Suboptimal growth in the world economy — reflecting uncertainties arising from the rising protectionism in America, flight of capital out of emerging markets, the threat of looming economic sanctions in Iran and the surge in global crude prices — has exacerbated the crisis in India with the current account deficit forecast to widen to 2.7 per cent of gross domestic product in 2018-19. That gap will be harder to paper over this year as risk-averse foreign investors flee to the comfort of the US bond markets where yields have risen to seven-year highs. The threat of sanctions against Iran jeopardizes almost $9 billion worth of petroleum imports from that nation, with a massive worry for policymakers to find new sources of crude to plug the gap. The precipitate plunge in the value of the rupee has only compounded concerns, prompting the Centre to prop up Asia’s worst-performing currency this year by raising import tariffs on a range of products, from air conditioners and refrigerators to footwear, speakers and aviation turbine fuel. The measures have been ineffectual. But it is clear that the government is making sure that local markets do not get swamped by cheap products from China, South Korea, and countries like Indonesia and Thailand with which India has free trade agreements.
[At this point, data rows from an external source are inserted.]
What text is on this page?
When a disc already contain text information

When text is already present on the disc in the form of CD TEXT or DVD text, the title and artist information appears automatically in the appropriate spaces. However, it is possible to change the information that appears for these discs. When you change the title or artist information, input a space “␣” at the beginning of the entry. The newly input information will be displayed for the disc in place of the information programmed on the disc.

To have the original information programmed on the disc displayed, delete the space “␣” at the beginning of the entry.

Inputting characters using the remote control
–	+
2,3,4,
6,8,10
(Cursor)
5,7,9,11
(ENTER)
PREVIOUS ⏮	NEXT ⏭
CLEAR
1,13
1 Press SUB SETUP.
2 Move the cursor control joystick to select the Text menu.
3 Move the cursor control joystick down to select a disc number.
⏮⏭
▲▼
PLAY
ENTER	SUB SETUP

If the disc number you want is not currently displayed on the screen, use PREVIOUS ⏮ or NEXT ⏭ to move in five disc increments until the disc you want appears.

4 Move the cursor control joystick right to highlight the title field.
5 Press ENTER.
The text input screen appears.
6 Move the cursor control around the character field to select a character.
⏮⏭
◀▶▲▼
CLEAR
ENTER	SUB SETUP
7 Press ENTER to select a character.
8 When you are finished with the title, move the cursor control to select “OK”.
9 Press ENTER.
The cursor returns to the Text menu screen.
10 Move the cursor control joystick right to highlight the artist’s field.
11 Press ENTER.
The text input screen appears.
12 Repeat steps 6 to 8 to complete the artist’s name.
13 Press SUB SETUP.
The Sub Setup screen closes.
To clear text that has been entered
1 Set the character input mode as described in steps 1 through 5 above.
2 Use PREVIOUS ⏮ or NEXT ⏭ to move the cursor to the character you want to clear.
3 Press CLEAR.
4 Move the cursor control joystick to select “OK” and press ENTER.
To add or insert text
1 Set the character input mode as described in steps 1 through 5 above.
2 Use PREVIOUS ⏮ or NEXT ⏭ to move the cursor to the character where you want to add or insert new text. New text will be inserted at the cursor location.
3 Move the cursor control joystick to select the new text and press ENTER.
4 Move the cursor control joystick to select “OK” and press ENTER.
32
A close look at imports from China will show why there is cause for worry. Electrical machinery is the biggest category of imports from China at $28.7 billion in 2017-18, growing at an annual 30.4 per cent and accounting for 50 per cent of all imports under this group of products. The other big-product categories include machinery and mechanical appliances ($13.5 billion; 35 per cent of all imports in this category), organic chemicals ($7 billion), plastics ($2.4 billion), optical instruments ($1.6 billion) and iron and steel (another $1.6 billion). The growth rates in imports from China in these categories have ranged between 20 and 30 per cent. This leaves India with a dilemma: should it crack down further by raising import tariffs on more products, or should it hold its hand and avoid the risk of scuppering economic growth in an election year?